A doação de cerca de três milhões de comprimidos de hidroxicloroquina feita pelo governo Donald Trump e o laboratório Novartis para “ajudar” o Brasil a combater o novo coronavírus se transformou em dor de cabeça para o governo federal, que ainda não sabe o que fazer com 1,2 milhão de comprimidos de cloroquina feitos no laboratório do Exército por encomenda do presidente da república.
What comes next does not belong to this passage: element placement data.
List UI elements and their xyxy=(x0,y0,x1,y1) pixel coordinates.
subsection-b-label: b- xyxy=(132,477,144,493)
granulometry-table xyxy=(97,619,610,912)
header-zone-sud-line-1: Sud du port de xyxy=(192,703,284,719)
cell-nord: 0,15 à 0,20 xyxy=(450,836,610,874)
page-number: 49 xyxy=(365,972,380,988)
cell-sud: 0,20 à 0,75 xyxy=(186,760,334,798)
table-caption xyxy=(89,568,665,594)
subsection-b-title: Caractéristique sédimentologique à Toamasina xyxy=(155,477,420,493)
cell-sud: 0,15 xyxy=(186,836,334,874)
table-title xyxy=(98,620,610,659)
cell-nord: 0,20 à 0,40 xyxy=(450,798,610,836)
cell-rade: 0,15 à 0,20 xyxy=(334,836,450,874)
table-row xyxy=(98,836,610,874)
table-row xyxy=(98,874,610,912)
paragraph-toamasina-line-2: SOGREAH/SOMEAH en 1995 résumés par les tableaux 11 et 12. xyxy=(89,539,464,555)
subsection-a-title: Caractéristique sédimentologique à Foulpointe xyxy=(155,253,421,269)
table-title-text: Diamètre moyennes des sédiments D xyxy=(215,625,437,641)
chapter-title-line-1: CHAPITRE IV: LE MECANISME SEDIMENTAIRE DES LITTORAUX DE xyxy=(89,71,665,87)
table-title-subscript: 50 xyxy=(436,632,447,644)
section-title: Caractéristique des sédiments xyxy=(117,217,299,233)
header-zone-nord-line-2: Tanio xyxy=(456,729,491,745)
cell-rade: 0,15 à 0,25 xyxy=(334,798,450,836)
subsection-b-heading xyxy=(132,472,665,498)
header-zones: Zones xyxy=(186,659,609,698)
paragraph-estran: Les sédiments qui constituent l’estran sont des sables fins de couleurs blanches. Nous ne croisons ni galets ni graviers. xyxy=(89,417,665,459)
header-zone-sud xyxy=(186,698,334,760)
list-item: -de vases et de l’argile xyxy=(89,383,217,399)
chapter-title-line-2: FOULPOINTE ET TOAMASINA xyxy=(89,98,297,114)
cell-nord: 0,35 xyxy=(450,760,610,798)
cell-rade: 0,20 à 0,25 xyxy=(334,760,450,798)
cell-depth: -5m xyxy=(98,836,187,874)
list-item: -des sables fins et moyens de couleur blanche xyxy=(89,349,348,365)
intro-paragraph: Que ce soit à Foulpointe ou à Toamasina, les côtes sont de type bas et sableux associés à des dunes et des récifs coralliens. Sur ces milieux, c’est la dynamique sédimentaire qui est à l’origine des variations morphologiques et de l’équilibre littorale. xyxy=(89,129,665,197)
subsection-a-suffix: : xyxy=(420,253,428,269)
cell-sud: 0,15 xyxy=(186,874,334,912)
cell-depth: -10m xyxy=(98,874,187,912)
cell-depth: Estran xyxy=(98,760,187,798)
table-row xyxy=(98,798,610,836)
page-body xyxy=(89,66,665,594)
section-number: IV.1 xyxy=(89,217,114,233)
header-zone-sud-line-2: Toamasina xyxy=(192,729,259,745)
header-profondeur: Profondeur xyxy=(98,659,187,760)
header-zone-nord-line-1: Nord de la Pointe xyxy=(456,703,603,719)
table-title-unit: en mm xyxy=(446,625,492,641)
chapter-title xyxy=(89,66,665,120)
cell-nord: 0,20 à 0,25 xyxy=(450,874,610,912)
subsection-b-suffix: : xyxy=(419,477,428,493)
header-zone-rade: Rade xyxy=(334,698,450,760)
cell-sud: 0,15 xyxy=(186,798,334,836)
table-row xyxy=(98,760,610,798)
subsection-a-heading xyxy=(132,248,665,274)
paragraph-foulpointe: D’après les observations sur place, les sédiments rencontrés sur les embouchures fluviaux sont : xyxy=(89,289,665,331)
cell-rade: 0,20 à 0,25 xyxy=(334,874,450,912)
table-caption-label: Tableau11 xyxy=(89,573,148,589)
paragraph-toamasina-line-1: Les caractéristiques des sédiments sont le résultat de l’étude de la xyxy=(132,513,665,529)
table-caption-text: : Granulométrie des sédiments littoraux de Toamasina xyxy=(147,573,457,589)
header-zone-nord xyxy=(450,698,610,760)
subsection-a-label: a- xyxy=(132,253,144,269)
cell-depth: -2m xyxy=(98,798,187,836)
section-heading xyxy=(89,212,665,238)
O mínimo que se diz no Ministério da Saúde é que o estoque doado é “presente de grego”, alusão ao cavalo de Troia da história. Nem tanto pela quantidade absurda, mas principalmente por um detalhe que sairá caro para quem recebeu o presente: as drogas vieram em frascos com 100 comprimidos e será preciso separar a dose indicada para os pacientes e, além disso, embalar o produto em caixa específica, sem contato com o meio externo e supervisionado por farmacêuticos.
O Ministério da Saúde propôs que governadores assumam a despesa em reunião na última sexta-feira, 17, mas a ideia não agradou aos secretários estaduais. Em particular e sob anonimato, eles lembram que a Saúde sequer deu destino para cerca de 1,2 milhão de comprimidos estocados no laboratório do Exército.
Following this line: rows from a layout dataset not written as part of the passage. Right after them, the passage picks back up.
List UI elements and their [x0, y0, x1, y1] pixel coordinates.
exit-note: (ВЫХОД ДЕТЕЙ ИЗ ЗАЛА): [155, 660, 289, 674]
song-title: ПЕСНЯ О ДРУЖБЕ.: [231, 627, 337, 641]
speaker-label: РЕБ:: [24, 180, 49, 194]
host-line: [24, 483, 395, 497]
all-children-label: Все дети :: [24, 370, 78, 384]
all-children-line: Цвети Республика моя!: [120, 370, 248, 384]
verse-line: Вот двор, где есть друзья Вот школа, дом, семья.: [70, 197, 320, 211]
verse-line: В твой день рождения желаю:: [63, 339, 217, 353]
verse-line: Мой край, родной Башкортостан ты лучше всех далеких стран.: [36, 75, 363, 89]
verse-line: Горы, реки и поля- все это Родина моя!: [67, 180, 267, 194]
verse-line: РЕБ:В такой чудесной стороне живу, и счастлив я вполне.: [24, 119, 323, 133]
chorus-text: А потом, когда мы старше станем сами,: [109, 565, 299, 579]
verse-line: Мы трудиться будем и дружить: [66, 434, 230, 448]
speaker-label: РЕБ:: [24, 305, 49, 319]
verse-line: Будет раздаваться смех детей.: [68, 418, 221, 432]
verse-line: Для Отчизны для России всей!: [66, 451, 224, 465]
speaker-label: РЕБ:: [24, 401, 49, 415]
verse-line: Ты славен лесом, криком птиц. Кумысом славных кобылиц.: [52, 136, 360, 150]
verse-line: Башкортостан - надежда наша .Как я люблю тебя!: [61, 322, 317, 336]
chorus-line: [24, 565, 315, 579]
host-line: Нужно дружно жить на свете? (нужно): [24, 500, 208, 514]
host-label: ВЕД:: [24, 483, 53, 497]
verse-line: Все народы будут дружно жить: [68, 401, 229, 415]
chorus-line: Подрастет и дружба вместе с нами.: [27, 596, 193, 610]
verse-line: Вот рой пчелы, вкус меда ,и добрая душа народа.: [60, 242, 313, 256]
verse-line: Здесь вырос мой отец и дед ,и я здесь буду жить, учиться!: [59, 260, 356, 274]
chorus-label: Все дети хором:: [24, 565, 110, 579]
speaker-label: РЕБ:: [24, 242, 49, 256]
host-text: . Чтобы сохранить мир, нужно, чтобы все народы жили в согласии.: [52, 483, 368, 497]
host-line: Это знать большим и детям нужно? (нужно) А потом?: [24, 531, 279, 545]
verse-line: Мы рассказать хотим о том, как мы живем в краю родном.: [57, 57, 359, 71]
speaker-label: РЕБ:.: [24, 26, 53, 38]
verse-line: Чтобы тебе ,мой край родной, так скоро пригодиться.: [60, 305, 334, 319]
Também incomoda os secretários estaduais a insistência do Ministério da Saúde no tratamento com a hidroxicloroquina. A Sociedade Brasileira de Infectologia (SBI) reforçou que a droga é ineficaz na pandemia: “A hidroxicloroquina deve ser abandonada em qualquer fase do tratamento da covid-19”, afirmou em resposta à pressão militar para a Fundação Oswaldo Cruz defender a cloroquina.
Em nota, o Conselho Nacional de Secretários de Saúde (Conass) sustenta que “não há racionalidade em defender o uso desses produtos dentro de uma política pública de medicamentos, muito menos para uso de forma precoce”.
A Anvisa deve aprovar nesta terça-feira, 21, em reunião da diretoria colegiada, uma orientação sobre o fracionamento e a distribuição da droga. Os 3 milhões de comprimidos foram fabricados pela Novartis, sendo que 2 milhões foram doados pelo governo de Donald Trump, em 31 de maio, e 1 milhão pela própria farmacêutica. O medicamento elaborado por essa empresa não tem registro no Brasil. A Novartis disse que “não endossa” o uso de nenhum dos seus produtos fora das especificações. E reforça que “qualquer início e interrupção de uso de medicamentos deve ser avaliado em conjunto com um profissional de saúde”.